European shares closed mixed, giving up early gains after much weaker-than-expected US jobless claims figures knocked sentiment ahead of a key US employment report, dealers said.

They said investors started off brightly following better-than-expected US figures on Wednesday on private sector job creation only to be hit when the latest jobless claims release sparked fresh doubts over the strength of the recovery.

The week so far has seen stellar gains on the back of very strong corporate results, especially for the banks, and a whiplash reaction to a series of contradictory US economic reports.

With investors nervous ahead of today’s US jobs figures, trade has been choppy as they adjust positions following each release.

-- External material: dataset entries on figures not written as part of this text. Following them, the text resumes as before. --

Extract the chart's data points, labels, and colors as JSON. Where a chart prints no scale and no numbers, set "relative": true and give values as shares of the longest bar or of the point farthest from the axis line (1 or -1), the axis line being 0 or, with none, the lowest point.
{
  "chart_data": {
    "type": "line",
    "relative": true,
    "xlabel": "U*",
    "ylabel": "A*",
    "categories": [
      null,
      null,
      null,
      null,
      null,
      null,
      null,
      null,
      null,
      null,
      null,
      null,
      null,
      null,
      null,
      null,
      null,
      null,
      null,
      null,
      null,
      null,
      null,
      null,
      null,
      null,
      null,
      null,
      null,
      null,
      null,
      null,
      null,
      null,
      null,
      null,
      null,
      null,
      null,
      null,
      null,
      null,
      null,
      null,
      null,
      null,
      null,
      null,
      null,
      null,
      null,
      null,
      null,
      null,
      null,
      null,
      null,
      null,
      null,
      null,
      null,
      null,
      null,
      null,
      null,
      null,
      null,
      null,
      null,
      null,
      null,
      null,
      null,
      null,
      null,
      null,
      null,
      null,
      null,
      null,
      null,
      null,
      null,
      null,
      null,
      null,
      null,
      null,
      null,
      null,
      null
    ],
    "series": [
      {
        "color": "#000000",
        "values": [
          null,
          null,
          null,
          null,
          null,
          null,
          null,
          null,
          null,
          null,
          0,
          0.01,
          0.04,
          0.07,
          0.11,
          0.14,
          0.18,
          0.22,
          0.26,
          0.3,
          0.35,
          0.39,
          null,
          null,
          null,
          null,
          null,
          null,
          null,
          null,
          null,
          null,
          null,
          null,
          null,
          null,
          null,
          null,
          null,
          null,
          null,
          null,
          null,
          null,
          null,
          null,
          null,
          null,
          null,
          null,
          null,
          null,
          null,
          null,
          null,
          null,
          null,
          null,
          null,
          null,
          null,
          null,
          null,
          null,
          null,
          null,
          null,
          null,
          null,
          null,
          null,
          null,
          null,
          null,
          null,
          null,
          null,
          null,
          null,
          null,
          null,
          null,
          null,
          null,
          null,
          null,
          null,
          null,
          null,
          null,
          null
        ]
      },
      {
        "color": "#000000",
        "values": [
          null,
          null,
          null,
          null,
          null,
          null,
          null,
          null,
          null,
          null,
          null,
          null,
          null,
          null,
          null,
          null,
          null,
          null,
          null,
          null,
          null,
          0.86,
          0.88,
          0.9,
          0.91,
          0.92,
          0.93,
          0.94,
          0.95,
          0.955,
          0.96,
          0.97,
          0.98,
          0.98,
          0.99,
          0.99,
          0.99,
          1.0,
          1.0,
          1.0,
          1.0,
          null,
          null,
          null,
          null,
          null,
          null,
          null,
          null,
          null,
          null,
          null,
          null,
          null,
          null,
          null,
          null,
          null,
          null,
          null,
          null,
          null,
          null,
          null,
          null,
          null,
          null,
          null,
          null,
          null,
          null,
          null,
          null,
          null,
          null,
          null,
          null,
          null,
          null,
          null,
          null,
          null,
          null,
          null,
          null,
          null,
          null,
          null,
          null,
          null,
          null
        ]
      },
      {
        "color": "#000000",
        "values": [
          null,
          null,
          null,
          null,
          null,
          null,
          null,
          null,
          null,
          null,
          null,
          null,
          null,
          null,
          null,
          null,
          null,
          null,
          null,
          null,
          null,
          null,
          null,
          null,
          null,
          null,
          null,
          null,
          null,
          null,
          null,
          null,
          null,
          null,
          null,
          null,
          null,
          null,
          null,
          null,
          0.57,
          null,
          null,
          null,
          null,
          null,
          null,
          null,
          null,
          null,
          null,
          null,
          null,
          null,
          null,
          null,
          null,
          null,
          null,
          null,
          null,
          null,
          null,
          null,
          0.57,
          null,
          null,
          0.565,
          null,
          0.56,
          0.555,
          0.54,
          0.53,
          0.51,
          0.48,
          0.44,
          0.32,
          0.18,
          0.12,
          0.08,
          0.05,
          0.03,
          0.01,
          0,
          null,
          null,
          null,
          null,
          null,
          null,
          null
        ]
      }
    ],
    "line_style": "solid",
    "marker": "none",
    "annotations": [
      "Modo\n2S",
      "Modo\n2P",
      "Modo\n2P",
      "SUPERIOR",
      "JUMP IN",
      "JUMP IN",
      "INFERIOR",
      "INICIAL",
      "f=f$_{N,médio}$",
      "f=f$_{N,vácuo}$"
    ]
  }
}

Dealers said the hope is that today’s announcement could at least clear the air, showing the US economy moving along steadily, rather than at risk of falling back into recession.

In London, the FTSE 100 index of leading shares lost 0.38 per cent to 5,365.78 points.

In Paris, the CAC 40 edged up 0.09 per cent to 3,764.19 points and in Frankfurt the DAX made a fractional gain of 0.04 per cent to 6,333.58 points.

Dealers said there was no reaction to as-expected decisions to leave interest rates unchanged by the European Central Bank and the Bank of England, with all eyes on the US lead.

“European markets are unfazed by the rates decisions which came in as expected,” CMC Markets analyst Michael Hewson said, adding: “Markets (are) still focussing on earnings ahead of tomorrow’s key US payrolls data.”

Anthony Grech of IG Index said the US figures unsettled the London market, will all eyes on today’s announcement.

Even continued good results for the banks were not enough.

Elsewhere in Europe, Amsterdam fell 0.78 per cent, Milan was down 0.76 per cent and Brussels, Madrid and Swiss stocks were virtually unchanged.

In Asian trade earlier yesterday, Tokyo jumped 1.73 per cent but Hong Kong was flat while Sydney rose 0.54 per cent.

In London, Barclays ­tumbled 4.66 per cent despite a 29 per cent jump in first half earnings, with investors worried by its investment bank performance.

“Company results have failed to invigorate the markets today, with earnings from Barclays and Commerzbank not enough to inspire investors to add more risk to their portfolios,” said City Index analyst Joshua ­Raymond.

“Having seen a number of banks already outperform earnings consensus, expectations are fairly high – meaning that only a bumper set of profits were going to inspire investors to build on their bank gains.”

Commerzbank lost 2.20 per cent in Frankfurt.

“US equity markets are under some pressure ... following an unexpected increase in weekly initial jobless claims,” analysts at Charles Schwab & Co said.

New claims for US jobless ­benefits rose unexpectedly last week, rising 4.1 per cent to 479,000 for the highest level since April, highlighting concerns that rising unemployment could ­scuttle the economic recovery.